«La Iglesia debe impregnar el mundo y no dejarse impregnar por él» (Palabra interior).
Nosotros, los fieles, estamos llamados a atestiguar al mundo el amor de nuestro Padre a través de nuestras palabras y de todo nuestro ser. Las palabras de Jesús son muy claras: «Vosotros sois la sal de la tierra» y «Vosotros sois la luz del mundo» (Mt 5, 13-14). Si la Iglesia se adapta al mundo y adopta su mentalidad y sus costumbres, pierde precisamente esa luz que da testimonio de Dios y que debería iluminar a los hombres. Así, éstos quedan privados de una orientación que vaya más allá de lo que es habitual en el mundo. Entonces, la sal se vuelve sosa. ¿Quién quiere prestar oído a una Iglesia que se ocupa principalmente de asuntos políticos y sociales, y cuya voz está perdiendo la fuerza profética capaz de despertar a las personas? ¿Quién quiere escuchar a obispos que hablen como políticos y a sacerdotes que actúen como psicólogos?
Es lamentable que la mundanización de la Iglesia haya avanzado tanto, pero debemos tomar consciencia de ello. Por eso, hemos de volver a las fuentes y profundizar cada día en nuestra relación con el Padre celestial. El Evangelio nos señala el camino a seguir. Por eso, debemos interiorizar profundamente las palabras de Jesús y meditarlas en nuestro corazón, como hizo la Virgen María (cf. Lc 2,19). Sus palabras son nuestro criterio, no lo que piensa el mundo. Si queremos descubrir la voluntad de Dios para nosotros, debemos acatar este buen consejo que nos da Edith Stein: «Lo que Dios quiere de ti solo lo descubrirás cara a cara con Él».

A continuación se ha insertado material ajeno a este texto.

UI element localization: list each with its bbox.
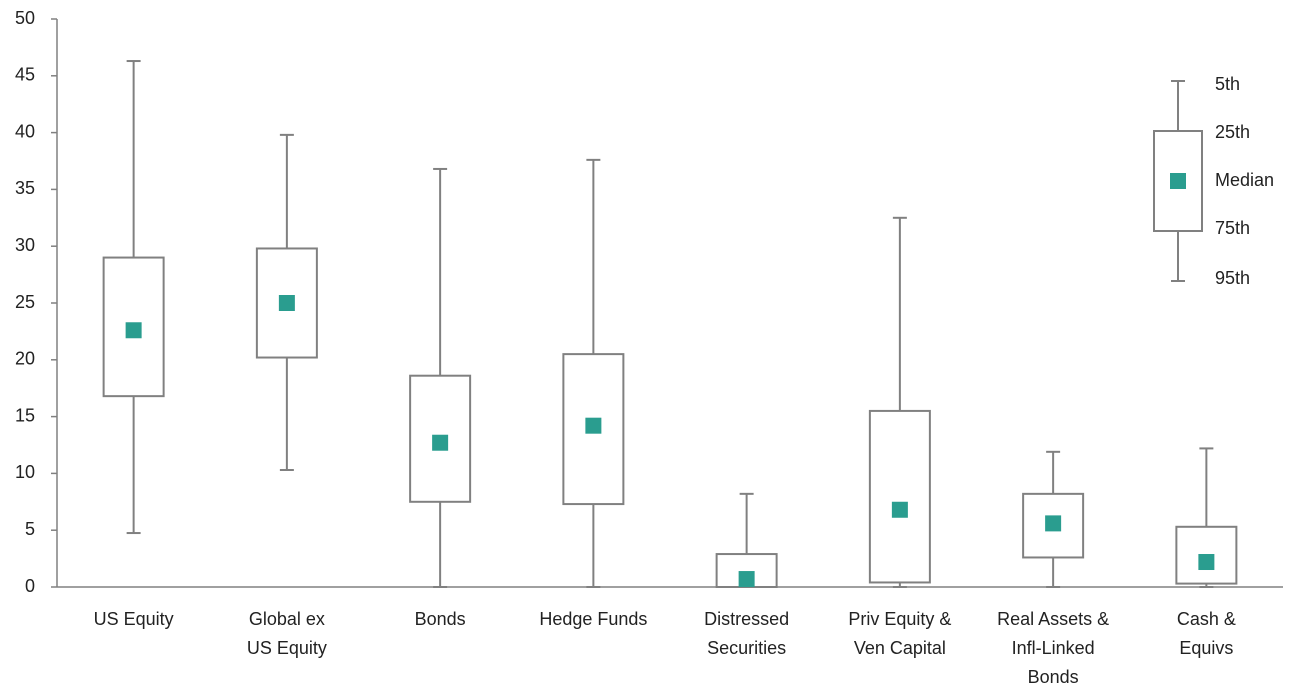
y-tick-label: 10 <box>15 462 35 482</box>
y-tick-label: 25 <box>15 292 35 312</box>
x-tick-label: Cash & <box>1177 609 1236 629</box>
x-tick-label: Real Assets & <box>997 609 1109 629</box>
x-tick-label: Distressed <box>704 609 789 629</box>
legend-label: 5th <box>1215 74 1240 94</box>
x-tick-label: Priv Equity & <box>848 609 951 629</box>
y-tick-label: 20 <box>15 349 35 369</box>
x-tick-label: Securities <box>707 638 786 658</box>
y-tick-label: 45 <box>15 65 35 85</box>
median <box>125 322 142 339</box>
median <box>738 571 755 588</box>
median <box>1198 554 1215 571</box>
y-tick-label: 50 <box>15 8 35 28</box>
median <box>1045 515 1062 532</box>
x-tick-label: Hedge Funds <box>539 609 647 629</box>
x-tick-label: Global ex <box>249 609 325 629</box>
box <box>868 409 931 584</box>
y-tick-label: 40 <box>15 121 35 141</box>
legend-label: 25th <box>1215 122 1250 142</box>
x-tick-label: Ven Capital <box>854 638 946 658</box>
legend: 5th 25th Median 75th 95th <box>1153 74 1274 288</box>
legend-median <box>1170 173 1186 189</box>
x-tick-label: Equivs <box>1179 638 1233 658</box>
legend-label: 95th <box>1215 268 1250 288</box>
y-tick-label: 35 <box>15 178 35 198</box>
x-tick-label: US Equity <box>247 638 327 658</box>
median <box>585 417 602 434</box>
x-tick-label: Infl-Linked <box>1012 638 1095 658</box>
x-tick-label: US Equity <box>94 609 174 629</box>
median <box>432 434 449 451</box>
y-tick-label: 15 <box>15 405 35 425</box>
y-tick-label: 30 <box>15 235 35 255</box>
x-tick-label: Bonds <box>1028 667 1079 687</box>
median <box>278 295 295 311</box>
y-tick-label: 5 <box>25 519 35 539</box>
y-tick-label: 0 <box>25 576 35 596</box>
legend-label: Median <box>1215 170 1274 190</box>
legend-label: 75th <box>1215 218 1250 238</box>
median <box>891 501 908 518</box>
x-tick-label: Bonds <box>415 609 466 629</box>
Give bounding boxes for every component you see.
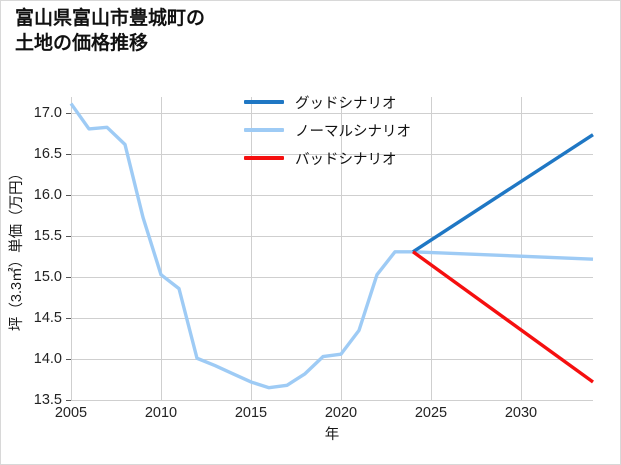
gridline-horizontal bbox=[71, 277, 593, 279]
gridline-vertical bbox=[251, 97, 252, 400]
y-tick-label: 14.5 bbox=[33, 310, 62, 327]
gridline-vertical bbox=[71, 97, 72, 400]
y-tick-label: 15.5 bbox=[33, 228, 62, 245]
legend-item-label: ノーマルシナリオ bbox=[295, 123, 411, 140]
legend-color-swatch bbox=[244, 128, 284, 132]
gridline-horizontal bbox=[71, 318, 593, 320]
y-tick-label: 17.0 bbox=[33, 105, 62, 122]
gridline-vertical bbox=[341, 97, 342, 400]
y-tick-mark bbox=[66, 400, 71, 401]
y-tick-mark bbox=[66, 195, 71, 197]
x-tick-label: 2010 bbox=[144, 405, 178, 421]
gridline-horizontal bbox=[71, 400, 593, 401]
chart-legend: グッドシナリオ ノーマルシナリオ バッドシナリオ bbox=[244, 93, 411, 168]
gridline-horizontal bbox=[71, 113, 593, 115]
page-title: 富山県富山市豊城町の 土地の価格推移 bbox=[15, 8, 206, 54]
y-tick-mark bbox=[66, 277, 71, 279]
x-tick-label: 2005 bbox=[54, 405, 88, 421]
x-tick-label: 2030 bbox=[504, 405, 538, 421]
legend-item[interactable]: グッドシナリオ bbox=[244, 93, 411, 112]
y-tick-label: 14.0 bbox=[33, 351, 62, 368]
plot-area: 13.5 14.0 14.5 15.0 15.5 16.0 16.5 17.0 2005 201… bbox=[34, 97, 594, 421]
y-tick-mark bbox=[66, 236, 71, 238]
y-axis-label-text: 坪（3.3㎡）単価（万円） bbox=[9, 165, 26, 332]
gridline-vertical bbox=[521, 97, 522, 400]
y-tick-mark bbox=[66, 154, 71, 156]
gridline-horizontal bbox=[71, 359, 593, 361]
plot-background bbox=[71, 97, 593, 400]
legend-item[interactable]: ノーマルシナリオ bbox=[244, 121, 411, 140]
y-tick-mark bbox=[66, 113, 71, 115]
gridline-vertical bbox=[431, 97, 432, 400]
y-tick-label: 16.5 bbox=[33, 146, 62, 163]
legend-color-swatch bbox=[244, 100, 284, 104]
legend-item-label: グッドシナリオ bbox=[295, 95, 397, 112]
gridline-horizontal bbox=[71, 195, 593, 197]
y-axis-label: 坪（3.3㎡）単価（万円） bbox=[3, 97, 29, 400]
gridline-horizontal bbox=[71, 236, 593, 238]
legend-color-swatch bbox=[244, 156, 284, 160]
y-tick-label: 16.0 bbox=[33, 187, 62, 204]
legend-item[interactable]: バッドシナリオ bbox=[244, 149, 411, 168]
gridline-horizontal bbox=[71, 154, 593, 156]
series-line bbox=[412, 133, 594, 254]
legend-item-label: バッドシナリオ bbox=[295, 151, 397, 168]
gridline-vertical bbox=[161, 97, 162, 400]
y-tick-label: 15.0 bbox=[33, 269, 62, 286]
x-tick-label: 2015 bbox=[234, 405, 268, 421]
y-tick-label: 13.5 bbox=[33, 392, 62, 408]
x-tick-label: 2020 bbox=[324, 405, 358, 421]
y-tick-mark bbox=[66, 359, 71, 361]
series-line bbox=[412, 250, 594, 384]
x-tick-label: 2025 bbox=[414, 405, 448, 421]
y-tick-mark bbox=[66, 318, 71, 320]
series-layer bbox=[69, 102, 594, 390]
series-line bbox=[69, 102, 594, 390]
x-axis-label: 年 bbox=[324, 427, 340, 443]
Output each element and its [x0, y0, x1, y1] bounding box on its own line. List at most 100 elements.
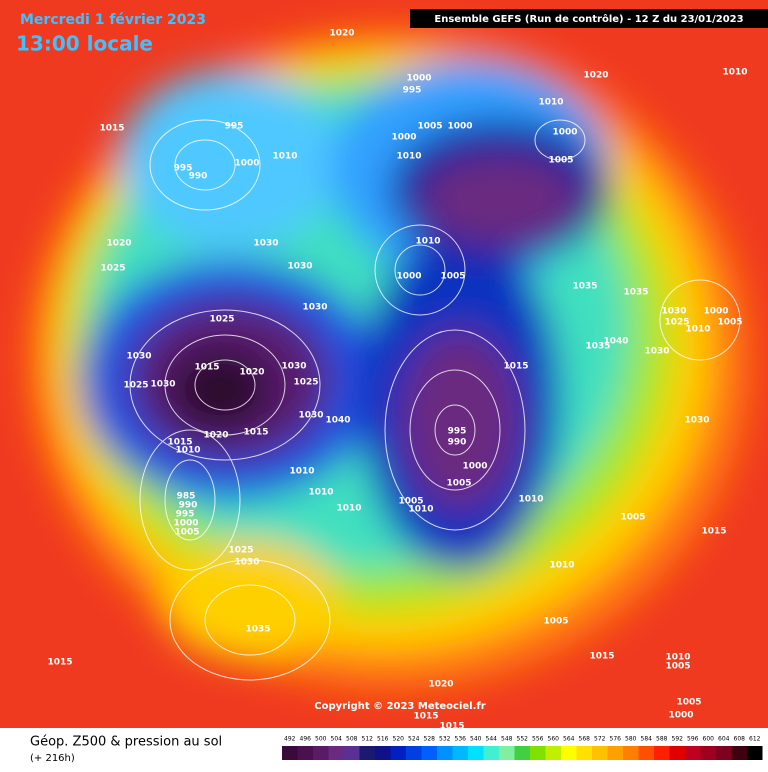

Jesús nos deja claro que, aunque estemos en el mundo, no somos del mundo (cf. Jn 17,16). Si lo olvidamos y perdemos esta distancia, ya no podremos ofrecer el testimonio convincente de una vida que apunte a lo esencial. Entonces, nos perderemos fácilmente en el ajetreo de la vida natural y ya no podremos tenderle a nadie el salvavidas que le ayudaría a llegar a la tierra prometida.